Raleigh’s WRAL reports that the local police department has stopped using Clearview AI. The North Carolinian police force spent $2,500 on Clearview accounts for a year of service, according to a statement released on Tuesday. Six months in, following mounting pressure from WRAL, the department looked into Clearview’s scope and determined it was not in line with a facial recognition policy established in 2015. The Raleigh police no longer have access to Clearview and no plans to resume use in the future.
What happened? — The Raleigh Police Department is no stranger to facial recognition and has a $50,000 annual contract with South Carolina’s DataWorks. Its 2015 policy has restrictions on who can access the system and how it can be used, including the prohibition of using social media photos not in the public domain.
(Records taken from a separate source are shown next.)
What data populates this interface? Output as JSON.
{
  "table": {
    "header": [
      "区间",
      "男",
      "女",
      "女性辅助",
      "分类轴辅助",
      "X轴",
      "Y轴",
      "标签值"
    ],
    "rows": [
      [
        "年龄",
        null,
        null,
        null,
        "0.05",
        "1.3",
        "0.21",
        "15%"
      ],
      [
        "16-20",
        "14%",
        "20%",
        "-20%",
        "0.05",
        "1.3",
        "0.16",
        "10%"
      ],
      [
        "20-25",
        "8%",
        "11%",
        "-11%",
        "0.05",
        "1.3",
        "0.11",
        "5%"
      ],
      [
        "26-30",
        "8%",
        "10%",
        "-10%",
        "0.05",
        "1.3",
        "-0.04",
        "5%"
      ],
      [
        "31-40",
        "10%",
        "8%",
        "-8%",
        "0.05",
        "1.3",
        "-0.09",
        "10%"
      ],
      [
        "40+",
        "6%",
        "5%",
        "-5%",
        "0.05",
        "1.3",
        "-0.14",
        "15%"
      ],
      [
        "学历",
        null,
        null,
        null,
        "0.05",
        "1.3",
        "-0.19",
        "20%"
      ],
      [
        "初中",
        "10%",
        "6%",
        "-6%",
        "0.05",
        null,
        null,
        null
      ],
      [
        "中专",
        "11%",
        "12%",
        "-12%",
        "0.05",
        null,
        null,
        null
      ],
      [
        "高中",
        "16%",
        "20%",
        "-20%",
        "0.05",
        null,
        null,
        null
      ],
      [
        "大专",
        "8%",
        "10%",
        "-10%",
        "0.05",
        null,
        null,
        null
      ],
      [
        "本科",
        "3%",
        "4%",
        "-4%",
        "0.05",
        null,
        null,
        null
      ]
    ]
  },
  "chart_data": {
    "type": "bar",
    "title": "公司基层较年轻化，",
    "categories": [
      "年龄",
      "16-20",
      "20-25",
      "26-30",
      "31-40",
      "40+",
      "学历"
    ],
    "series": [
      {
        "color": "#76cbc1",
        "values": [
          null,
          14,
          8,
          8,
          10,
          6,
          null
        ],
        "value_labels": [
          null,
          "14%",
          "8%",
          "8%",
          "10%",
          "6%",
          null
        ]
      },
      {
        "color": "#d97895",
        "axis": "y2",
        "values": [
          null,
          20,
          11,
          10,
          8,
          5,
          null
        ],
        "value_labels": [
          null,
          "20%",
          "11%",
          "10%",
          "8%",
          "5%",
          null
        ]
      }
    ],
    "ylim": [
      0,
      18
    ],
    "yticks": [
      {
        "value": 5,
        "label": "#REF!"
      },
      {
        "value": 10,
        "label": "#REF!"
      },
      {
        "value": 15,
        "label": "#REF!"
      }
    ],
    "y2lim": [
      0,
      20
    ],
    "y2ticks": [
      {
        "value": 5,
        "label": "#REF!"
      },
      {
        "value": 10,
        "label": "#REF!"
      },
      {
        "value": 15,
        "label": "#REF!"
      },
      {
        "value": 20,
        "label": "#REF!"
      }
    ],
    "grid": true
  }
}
"That is a much more limited universe of photographs than Clearview," Ann Webb, policy counsel for the North Carolina chapter of the ACLU, told WRAL. "This suggests that using Clearview may go well beyond the existing policy, meaning it's essentially unregulated in Raleigh."
Clearview’s software was only accessed by three department employees in human trafficking cases or as a last resort in other “serious crimes.” Earlier this month, the department reached out to Clearview “in an attempt to gather information about past use of the system for internal auditing purposes." The response was deemed “unsatisfactory,” so the AI will no longer be used and the department is updating its facial recognition policy.
What does this mean for Clearview? — Clearview has maintained both its legality and veracity as its social-media-scraping AI has garnered more attention. The spotlight could dissuade new police departments from using the software, but this latest update indicates the startup could start losing clients as its reputation suffers.